Apesar de os jornais noticiarem que o
Brasil reduziu as taxas de juros para o menor nível histórico, na prática, o
crédito destinado à pessoa jurídica diminui mais lentamente e continua elevado.
Tradicionalmente, os juros sempre foram
elevados no Brasil. Mesmo que eventualmente oscilando para baixo, os
percentuais tendiam a retomar o movimento de alta. Esse padrão começou a mudar
de forma mais consistente, em outubro de 2016, quando a taxa básica de juros
foi rebaixada de 14,25% ao ano (a.a.) para 14% a.a. A partir daí, a
desaceleração tem sido contínua e chegou ao menor nível da história em setembro
de 2019, alcançando 5,5% a.a. Entretanto, essa informação não condiz com a
realidade que o empresário encontra ao buscar linhas de crédito junto aos
bancos, embora as perspectivas sejam positivas.
A taxa básica de juros representa as
condições negociadas no âmbito do Sistema Especial de Liquidação e de Custódia
(Selic). "É a taxa de transação firmada entre bancos com o Banco Central",
esclarece o economista e membro do Centro de Estudos de Conjuntura e Política
Econômica (Cecon), Felipe Da Roz.
Definida durante as reuniões do Comitê de
Política Monetária (Copom), a taxa Selic é, em certa medida, repassada para as
linhas de crédito de mercado que chegam às pessoas físicas e jurídicas, explica
Da Roz. "Quando a taxa está subindo, o ajuste por parte dos bancos é, praticamente,
automático. Quando está caindo, porém, os bancos não repassam tudo".

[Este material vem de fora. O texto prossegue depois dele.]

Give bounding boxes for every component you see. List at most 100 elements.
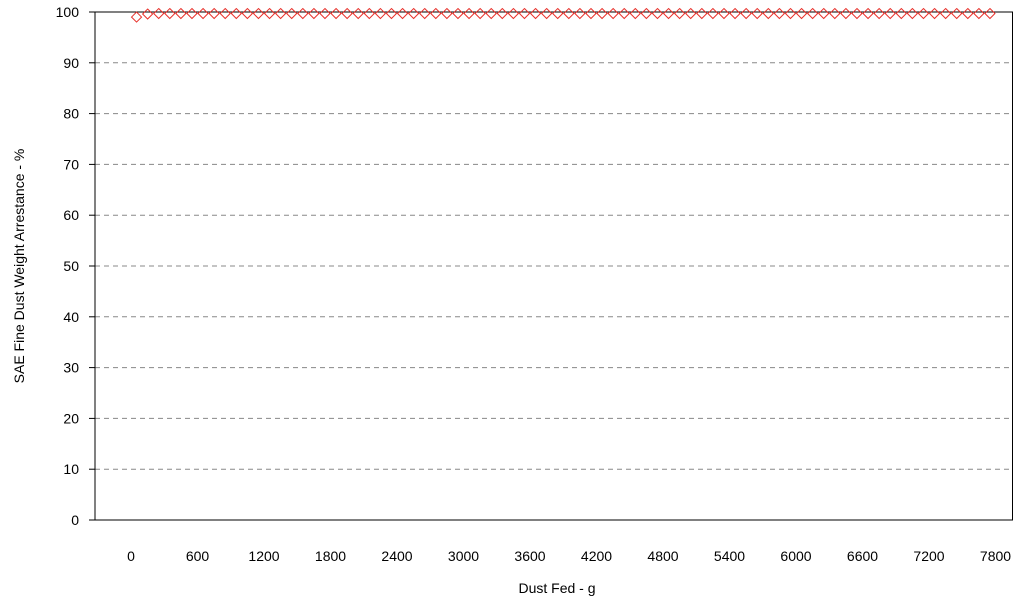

De acordo com a pesquisa de juros,
realizada mensalmente pela Associação Nacional dos Executivos de Finanças,
Administração e Contabilidade (Anefac), é possível observar a retração das
taxas aplicadas às linhas de crédito à pessoa jurídica. Em setembro de 2019, a
taxa média estava em 47,64% a.a., contra 54,29% a.a. na comparação com o mesmo
mês de 2018. "Com a queda da Selic, os juros, de maneira geral, têm caído,
ainda que não acentuadamente como se espera. O que significa que ainda há
espaço para reduzir mais os juros praticados no mercado", avalia o
diretor-executivo de economia da Anefac, Roberto Vertamatti.
Momento para rever dívidas
O movimento de retração da taxa Selic
favorece as empresas. Uma das vantagens é que os percentuais aplicados às
operações de crédito começam a regredir gradualmente. Outro benefício diz
respeito à renegociação das dívidas. Da Roz ressalta que organizações que, no
passado, assumiram dívidas com juros nominais maiores podem procurar as
instituições bancárias para rever as taxas cobradas.
"Conseguindo renegociar a taxa hoje, os
preços serão ajustados e a taxa de juros ficará travada", assegura o
economista. Isso quer dizer que, caso a Selic volte a subir, o empresário ainda
contará com condição melhor para o pagamento das dívidas. Vertamatti acrescenta
que, concomitantemente, a companhia deve estabelecer uma revisão de custos com
vistas a otimizar a gestão financeira do negócio.
Por que o crédito continua caro?
A prática do mercado de crédito para pessoa
jurídica ainda não está alinhada à trajetória de redução da taxa básica de
juros. A Anefac demonstra esse descolamento comparando os percentuais de março
de 2013 com os de setembro de 2019. Nesse período, enquanto a Selic regrediu
1,75 ponto percentual, baixando de 7,25% para 5,5% a.a., o mercado elevou as
taxas em 4,06 pontos percentuais, com incremento de 43,58% a.a. (março de 2013)
para 47,64% a.a. (setembro de 2019).
Sobre os fatores que contribuem para esse
afastamento, Vertamatti enumera cinco pontos.
1. Baixa concorrência no sistema
bancário
No Brasil, cinco grandes bancos dominam 85%
do mercado bancário. Equilibrar a concorrência poderia beneficiar os clientes.
2. Alta carga tributária
O peso dos tributos também impacta o
sistema bancário, refletindo diretamente nos juros cobrados.
3. Inadimplência
A inadimplência dos clientes contribui para
que as taxas de juros permaneçam elevadas. "No caso de pessoas físicas, que
acabam afetando indiretamente as empresas, a implantação do cadastro positivo
irá facilitar gradativamente a redução da inadimplência", projeta.
4. Burocracia
Outro fator que impacta o custo do crédito
é a burocracia brasileira, que afeta tanto empresas quanto pessoas físicas.
5. Falta de competitividade
Há,
também, poucas alternativas no tocante às linhas de longo prazo. Essa falta de
competitividade "engessa a economia brasileira como um todo", avalia.